Edith lanzó una mirada a Hester.
– Todo apunta a que Damaris no le profesa gran afecto, o que la envidia más de lo que parece.
– No me interrumpas -dijo Damaris con frialdad-. Los siguientes en llegar fueron Thaddeus y Alexandra. Él se comportó como siempre, cortés, pomposo y bastante abstraído, pero Alex estaba pálida y no tanto ensimismada como trastornada. Entonces pensé que debían de haber discutido y, por supuesto, Thaddeus se había salido con la suya.
Hester estuvo tentada de preguntar por qué «por supuesto» pero se percató enseguida de que era una cuestión fútil. Una esposa siempre tenía las de perder, sobre todo en público.
– Acto seguido llegaron Sabella y Fenton-prosiguió Damaris-, es decir, la hija menor de Thaddeus y su esposo -explicó a Hester-. Sabella se mostró descortés con Thaddeus. Todos fingimos no darnos cuenta, que es la actitud más sensata cuando te ves obligado a presenciar una pelea familiar. Resultó bastante embarazoso, y Alex parecía muy… -Buscó la palabra adecuada-. Parecía muy crispada, como si estuviera a punto de perder los estribos si la provocaban un poco más. -La expresión de su rostro cambió de inmediato y pareció ensombrecerse-. Los últimos en llegar fueron el doctor Hargrave y esposa. -Modificó su postura en la silla, de forma que dejó de estar frente a Hester-. Fue todo muy correcto y trivial, y totalmente artificial.
– Hace unos minutos nos dijiste que fue espantoso. -Edith enarcó las cejas-.No dirás ahora que fue una velada civilizada. Me contaste que Thaddeus y Sabella se pelearon y que ella se comportó de una forma horrible; que Alex estaba blanca como la nieve, de lo que Thaddeus ni siquiera se percató o, por lo menos, fingió no percatarse, que Maxim coqueteó con Alex, lo que, como es obvio, a Louisa no le gustó nada.

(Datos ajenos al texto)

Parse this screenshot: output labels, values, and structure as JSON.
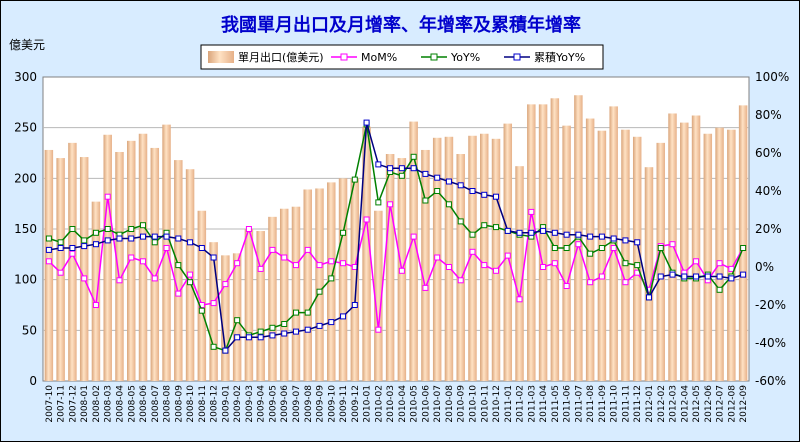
{
  "chart_data": {
    "type": "bar+line",
    "title": "我國單月出口及月增率、年增率及累積年增率",
    "ylabel": "億美元",
    "ylim": [
      0,
      300
    ],
    "yticks": [
      0,
      50,
      100,
      150,
      200,
      250,
      300
    ],
    "y2lim": [
      -60,
      100
    ],
    "y2ticks": [
      "-60%",
      "-40%",
      "-20%",
      "0%",
      "20%",
      "40%",
      "60%",
      "80%",
      "100%"
    ],
    "y2tick_values": [
      -60,
      -40,
      -20,
      0,
      20,
      40,
      60,
      80,
      100
    ],
    "grid": true,
    "legend_position": "top",
    "categories": [
      "2007-10",
      "2007-11",
      "2007-12",
      "2008-01",
      "2008-02",
      "2008-03",
      "2008-04",
      "2008-05",
      "2008-06",
      "2008-07",
      "2008-08",
      "2008-09",
      "2008-10",
      "2008-11",
      "2008-12",
      "2009-01",
      "2009-02",
      "2009-03",
      "2009-04",
      "2009-05",
      "2009-06",
      "2009-07",
      "2009-08",
      "2009-09",
      "2009-10",
      "2009-11",
      "2009-12",
      "2010-01",
      "2010-02",
      "2010-03",
      "2010-04",
      "2010-05",
      "2010-06",
      "2010-07",
      "2010-08",
      "2010-09",
      "2010-10",
      "2010-11",
      "2010-12",
      "2011-01",
      "2011-02",
      "2011-03",
      "2011-04",
      "2011-05",
      "2011-06",
      "2011-07",
      "2011-08",
      "2011-09",
      "2011-10",
      "2011-11",
      "2011-12",
      "2012-01",
      "2012-02",
      "2012-03",
      "2012-04",
      "2012-05",
      "2012-06",
      "2012-07",
      "2012-08",
      "2012-09"
    ],
    "bars": {
      "name": "單月出口(億美元)",
      "color": "#f2c29a",
      "values": [
        228,
        220,
        235,
        221,
        177,
        243,
        226,
        237,
        244,
        230,
        253,
        218,
        209,
        168,
        137,
        124,
        126,
        150,
        148,
        162,
        170,
        172,
        189,
        190,
        196,
        200,
        200,
        251,
        168,
        224,
        220,
        256,
        228,
        240,
        241,
        224,
        242,
        244,
        239,
        254,
        212,
        273,
        273,
        279,
        252,
        282,
        259,
        247,
        271,
        248,
        241,
        211,
        235,
        264,
        255,
        262,
        244,
        250,
        248,
        272
      ]
    },
    "series": [
      {
        "name": "MoM%",
        "color": "#ff00ff",
        "axis": "right",
        "values": [
          3,
          -3,
          7,
          -6,
          -20,
          37,
          -7,
          5,
          3,
          -6,
          10,
          -14,
          -4,
          -20,
          -19,
          -9,
          2,
          20,
          -1,
          9,
          5,
          1,
          9,
          1,
          3,
          2,
          0,
          25,
          -33,
          33,
          -2,
          16,
          -11,
          5,
          0,
          -7,
          8,
          1,
          -2,
          6,
          -17,
          29,
          0,
          2,
          -10,
          12,
          -8,
          -5,
          10,
          -8,
          -3,
          -12,
          11,
          12,
          -3,
          3,
          -7,
          2,
          -1,
          10
        ]
      },
      {
        "name": "YoY%",
        "color": "#008000",
        "axis": "right",
        "values": [
          15,
          13,
          20,
          14,
          18,
          20,
          17,
          20,
          22,
          13,
          18,
          1,
          -8,
          -23,
          -42,
          -44,
          -28,
          -36,
          -34,
          -32,
          -30,
          -24,
          -24,
          -13,
          -6,
          18,
          46,
          75,
          34,
          50,
          48,
          58,
          35,
          40,
          33,
          24,
          17,
          22,
          21,
          19,
          17,
          16,
          21,
          10,
          10,
          16,
          7,
          10,
          14,
          2,
          1,
          -16,
          10,
          -3,
          -6,
          -6,
          -4,
          -12,
          -5,
          10
        ]
      },
      {
        "name": "累積YoY%",
        "color": "#000080",
        "axis": "right",
        "values": [
          9,
          10,
          10,
          11,
          12,
          14,
          15,
          15,
          16,
          16,
          16,
          15,
          13,
          10,
          5,
          -44,
          -37,
          -37,
          -37,
          -36,
          -35,
          -34,
          -33,
          -31,
          -29,
          -26,
          -20,
          76,
          54,
          52,
          52,
          52,
          49,
          47,
          45,
          43,
          40,
          38,
          37,
          19,
          18,
          18,
          19,
          18,
          17,
          17,
          16,
          16,
          15,
          14,
          13,
          -16,
          -5,
          -4,
          -5,
          -5,
          -5,
          -5,
          -6,
          -4
        ]
      }
    ]
  }
}
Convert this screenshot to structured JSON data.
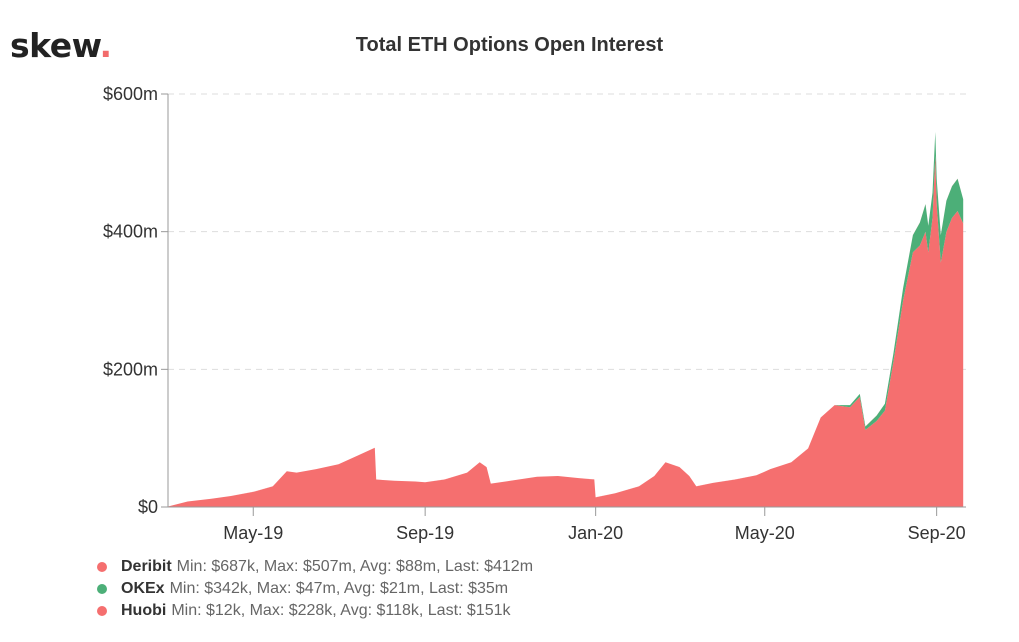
{
  "brand": {
    "name": "skew",
    "dot": "."
  },
  "chart_data": {
    "type": "area",
    "stacked": true,
    "title": "Total ETH Options Open Interest",
    "xlabel": "",
    "ylabel": "",
    "x_range": [
      "2019-03-01",
      "2020-09-22"
    ],
    "ylim": [
      0,
      600
    ],
    "y_unit": "million USD",
    "yticks": [
      {
        "value": 0,
        "label": "$0"
      },
      {
        "value": 200,
        "label": "$200m"
      },
      {
        "value": 400,
        "label": "$400m"
      },
      {
        "value": 600,
        "label": "$600m"
      }
    ],
    "xticks": [
      {
        "date": "2019-05-01",
        "label": "May-19"
      },
      {
        "date": "2019-09-01",
        "label": "Sep-19"
      },
      {
        "date": "2020-01-01",
        "label": "Jan-20"
      },
      {
        "date": "2020-05-01",
        "label": "May-20"
      },
      {
        "date": "2020-09-01",
        "label": "Sep-20"
      }
    ],
    "grid": {
      "horizontal": true,
      "style": "dashed"
    },
    "legend_position": "bottom-left",
    "series": [
      {
        "name": "Deribit",
        "stats": "Min: $687k, Max: $507m, Avg: $88m, Last: $412m",
        "color": "#f56f6f",
        "points": [
          [
            "2019-03-01",
            0.7
          ],
          [
            "2019-03-15",
            8
          ],
          [
            "2019-04-01",
            12
          ],
          [
            "2019-04-15",
            16
          ],
          [
            "2019-05-01",
            22
          ],
          [
            "2019-05-15",
            30
          ],
          [
            "2019-05-25",
            52
          ],
          [
            "2019-06-01",
            50
          ],
          [
            "2019-06-15",
            55
          ],
          [
            "2019-07-01",
            62
          ],
          [
            "2019-07-15",
            75
          ],
          [
            "2019-07-27",
            86
          ],
          [
            "2019-07-28",
            40
          ],
          [
            "2019-08-10",
            38
          ],
          [
            "2019-08-25",
            37
          ],
          [
            "2019-09-01",
            36
          ],
          [
            "2019-09-15",
            40
          ],
          [
            "2019-10-01",
            50
          ],
          [
            "2019-10-10",
            65
          ],
          [
            "2019-10-15",
            58
          ],
          [
            "2019-10-18",
            34
          ],
          [
            "2019-11-01",
            38
          ],
          [
            "2019-11-20",
            44
          ],
          [
            "2019-12-05",
            45
          ],
          [
            "2019-12-20",
            42
          ],
          [
            "2019-12-31",
            40
          ],
          [
            "2020-01-01",
            14
          ],
          [
            "2020-01-15",
            20
          ],
          [
            "2020-02-01",
            30
          ],
          [
            "2020-02-12",
            45
          ],
          [
            "2020-02-20",
            65
          ],
          [
            "2020-03-01",
            58
          ],
          [
            "2020-03-08",
            45
          ],
          [
            "2020-03-13",
            30
          ],
          [
            "2020-03-25",
            35
          ],
          [
            "2020-04-10",
            40
          ],
          [
            "2020-04-25",
            46
          ],
          [
            "2020-05-05",
            55
          ],
          [
            "2020-05-20",
            65
          ],
          [
            "2020-06-01",
            85
          ],
          [
            "2020-06-10",
            130
          ],
          [
            "2020-06-20",
            148
          ],
          [
            "2020-07-01",
            145
          ],
          [
            "2020-07-08",
            160
          ],
          [
            "2020-07-12",
            112
          ],
          [
            "2020-07-20",
            125
          ],
          [
            "2020-07-26",
            140
          ],
          [
            "2020-08-01",
            210
          ],
          [
            "2020-08-08",
            300
          ],
          [
            "2020-08-15",
            370
          ],
          [
            "2020-08-20",
            380
          ],
          [
            "2020-08-24",
            400
          ],
          [
            "2020-08-26",
            370
          ],
          [
            "2020-08-29",
            420
          ],
          [
            "2020-08-31",
            510
          ],
          [
            "2020-09-01",
            440
          ],
          [
            "2020-09-04",
            355
          ],
          [
            "2020-09-08",
            400
          ],
          [
            "2020-09-12",
            420
          ],
          [
            "2020-09-16",
            430
          ],
          [
            "2020-09-20",
            412
          ]
        ]
      },
      {
        "name": "OKEx",
        "stats": "Min: $342k, Max: $47m, Avg: $21m, Last: $35m",
        "color": "#4caf78",
        "points": [
          [
            "2019-03-01",
            0
          ],
          [
            "2020-06-20",
            0
          ],
          [
            "2020-07-01",
            3
          ],
          [
            "2020-07-12",
            5
          ],
          [
            "2020-07-26",
            10
          ],
          [
            "2020-08-01",
            12
          ],
          [
            "2020-08-08",
            18
          ],
          [
            "2020-08-15",
            25
          ],
          [
            "2020-08-24",
            40
          ],
          [
            "2020-08-31",
            35
          ],
          [
            "2020-09-08",
            45
          ],
          [
            "2020-09-16",
            47
          ],
          [
            "2020-09-20",
            35
          ]
        ]
      },
      {
        "name": "Huobi",
        "stats": "Min: $12k, Max: $228k, Avg: $118k, Last: $151k",
        "color": "#f56f6f",
        "points": [
          [
            "2019-03-01",
            0.01
          ],
          [
            "2020-05-01",
            0.05
          ],
          [
            "2020-09-20",
            0.15
          ]
        ]
      }
    ]
  }
}
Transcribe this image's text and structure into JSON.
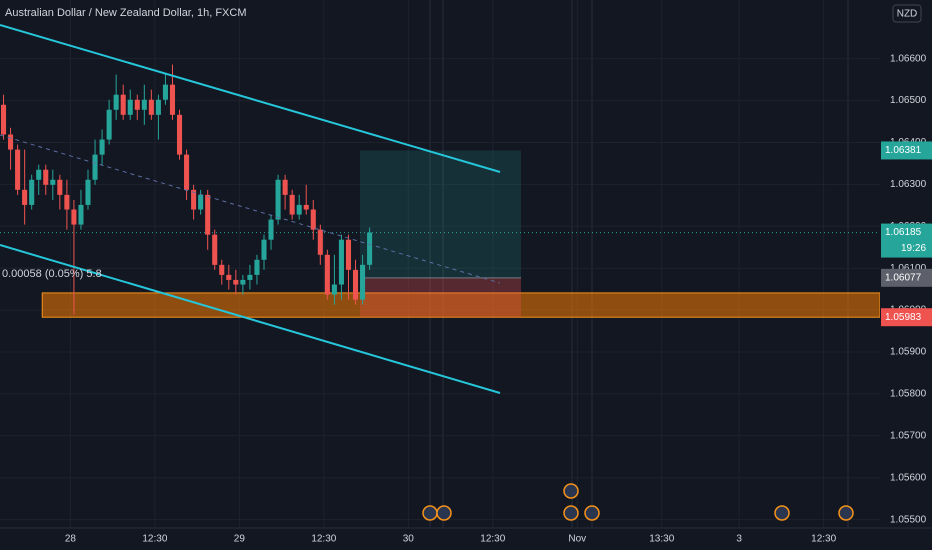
{
  "chart_data": {
    "type": "candlestick",
    "title": "Australian Dollar / New Zealand Dollar, 1h, FXCM",
    "currency": "NZD",
    "annotation": "0.00058 (0.05%) 5.8",
    "up_color": "#26a69a",
    "down_color": "#ef5350",
    "open": [
      1.0649,
      1.06419,
      1.06383,
      1.06287,
      1.06251,
      1.06311,
      1.06335,
      1.06299,
      1.06311,
      1.06275,
      1.0624,
      1.06204,
      1.06251,
      1.06311,
      1.06371,
      1.06407,
      1.06478,
      1.06514,
      1.06466,
      1.06502,
      1.06478,
      1.06502,
      1.06466,
      1.06502,
      1.06538,
      1.06466,
      1.06371,
      1.06287,
      1.0624,
      1.06275,
      1.0618,
      1.06108,
      1.06084,
      1.06072,
      1.06061,
      1.06072,
      1.06084,
      1.0612,
      1.06168,
      1.06216,
      1.06311,
      1.06275,
      1.06228,
      1.06251,
      1.0624,
      1.06192,
      1.06132,
      1.06037,
      1.06061,
      1.06168,
      1.06096,
      1.06025,
      1.06108
    ],
    "high": [
      1.06514,
      1.06435,
      1.06395,
      1.06383,
      1.06323,
      1.06347,
      1.06347,
      1.06335,
      1.06323,
      1.06311,
      1.06263,
      1.06287,
      1.06335,
      1.06407,
      1.06431,
      1.06502,
      1.06562,
      1.06538,
      1.06526,
      1.06514,
      1.06538,
      1.06526,
      1.06514,
      1.06562,
      1.06586,
      1.06478,
      1.06383,
      1.06299,
      1.06287,
      1.06287,
      1.06192,
      1.0612,
      1.06108,
      1.06096,
      1.06084,
      1.06108,
      1.06132,
      1.0618,
      1.06228,
      1.06323,
      1.06323,
      1.06287,
      1.06275,
      1.06299,
      1.06263,
      1.06204,
      1.06144,
      1.06132,
      1.0618,
      1.0618,
      1.0612,
      1.06132,
      1.06197
    ],
    "low": [
      1.06407,
      1.06335,
      1.06275,
      1.06204,
      1.0624,
      1.06275,
      1.06275,
      1.06263,
      1.0624,
      1.06192,
      1.05989,
      1.06192,
      1.0624,
      1.06299,
      1.06347,
      1.06395,
      1.06454,
      1.06454,
      1.06454,
      1.06454,
      1.06442,
      1.06454,
      1.06407,
      1.0649,
      1.06454,
      1.06359,
      1.06263,
      1.06216,
      1.06228,
      1.06144,
      1.06096,
      1.06061,
      1.06049,
      1.06037,
      1.06037,
      1.06049,
      1.06061,
      1.06096,
      1.06144,
      1.06204,
      1.0624,
      1.06216,
      1.06216,
      1.06228,
      1.06168,
      1.06108,
      1.06025,
      1.06013,
      1.06025,
      1.06025,
      1.06013,
      1.06013,
      1.06096
    ],
    "close": [
      1.06419,
      1.06383,
      1.06287,
      1.06251,
      1.06311,
      1.06335,
      1.06299,
      1.06311,
      1.06275,
      1.0624,
      1.06204,
      1.06251,
      1.06311,
      1.06371,
      1.06407,
      1.06478,
      1.06514,
      1.06466,
      1.06502,
      1.06478,
      1.06502,
      1.06466,
      1.06502,
      1.06538,
      1.06466,
      1.06371,
      1.06287,
      1.0624,
      1.06275,
      1.0618,
      1.06108,
      1.06084,
      1.06072,
      1.06061,
      1.06072,
      1.06084,
      1.0612,
      1.06168,
      1.06216,
      1.06311,
      1.06275,
      1.06228,
      1.06251,
      1.0624,
      1.06192,
      1.06132,
      1.06037,
      1.06061,
      1.06168,
      1.06096,
      1.06025,
      1.06108,
      1.06185
    ],
    "xlim": [
      0,
      125
    ],
    "xticks": [
      {
        "value": 10,
        "label": "28"
      },
      {
        "value": 22,
        "label": "12:30"
      },
      {
        "value": 34,
        "label": "29"
      },
      {
        "value": 46,
        "label": "12:30"
      },
      {
        "value": 58,
        "label": "30"
      },
      {
        "value": 70,
        "label": "12:30"
      },
      {
        "value": 82,
        "label": "Nov"
      },
      {
        "value": 94,
        "label": "13:30"
      },
      {
        "value": 105,
        "label": "3"
      },
      {
        "value": 117,
        "label": "12:30"
      }
    ],
    "ylim": [
      1.0548,
      1.0674
    ],
    "yticks": [
      {
        "value": 1.055,
        "label": "1.05500"
      },
      {
        "value": 1.056,
        "label": "1.05600"
      },
      {
        "value": 1.057,
        "label": "1.05700"
      },
      {
        "value": 1.058,
        "label": "1.05800"
      },
      {
        "value": 1.059,
        "label": "1.05900"
      },
      {
        "value": 1.06,
        "label": "1.06000"
      },
      {
        "value": 1.061,
        "label": "1.06100"
      },
      {
        "value": 1.062,
        "label": "1.06200"
      },
      {
        "value": 1.063,
        "label": "1.06300"
      },
      {
        "value": 1.064,
        "label": "1.06400"
      },
      {
        "value": 1.065,
        "label": "1.06500"
      },
      {
        "value": 1.066,
        "label": "1.06600"
      }
    ],
    "grid": true,
    "target": 1.06381,
    "current_price": 1.06185,
    "countdown": "19:26",
    "entry": 1.06077,
    "stop": 1.05983,
    "zone": {
      "low": 1.05983,
      "high": 1.06041
    }
  }
}
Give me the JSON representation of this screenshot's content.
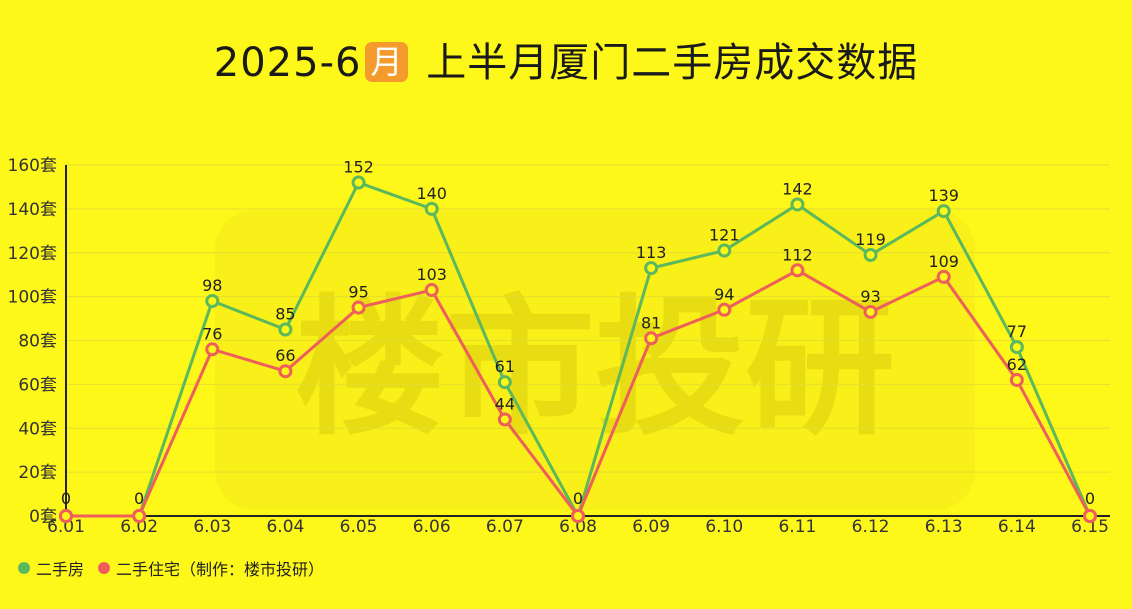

Damaris torció el gesto y tensó los hombros.
– Eso pensé. Sin embargo es posible que Maxim, al ser el anfitrión, se considerara responsable e intentara mostrarse amable con Alex para que se sintiera mejor, y Louisa lo interpretase mal. -Dirigió una mirada a Hester-. Le encanta ser el centro de atención y le incomoda que alguien se preocupe en exceso por otra persona. Trató con demasiada dureza a Alex durante toda la velada.
– ¿Os dirigisteis todos juntos al comedor para cenar? -preguntó Hester, quien seguía interesada por los detalles objetivos del crimen, si es que la policía estaba en lo cierto y se trataba de un asesinato.
– ¿Qué? -Damaris frunció el entrecejo al tiempo que miraba por la ventana-. Oh, sí, todos tomados del brazo, como nos habían indicado, de acuerdo con las normas de etiqueta. Ni siquiera recuerdo de qué se compuso la cena. -Se encogió de hombros bajo la preciosa blusa-. Lo que probé parecía un budín de pan. Después del postre nos dirigimos a la sala de estar y hablamos de tonterías mientras los hombres bebían oporto o lo que fuera en el comedor, como suelen hacer cuando no están en presencia de las mujeres. A menudo me he preguntado si dicen algo que valga la pena oír. -Levantó la mirada hacia Hester-. ¿Nunca has tenido esa curiosidad?
Hester sonrió con timidez.
– Sí, pero creo que se trata de uno de esos casos en los que la verdad resultaría decepcionante. El misterio resulta mucho más atractivo. ¿Los hombres se reunieron con vosotras?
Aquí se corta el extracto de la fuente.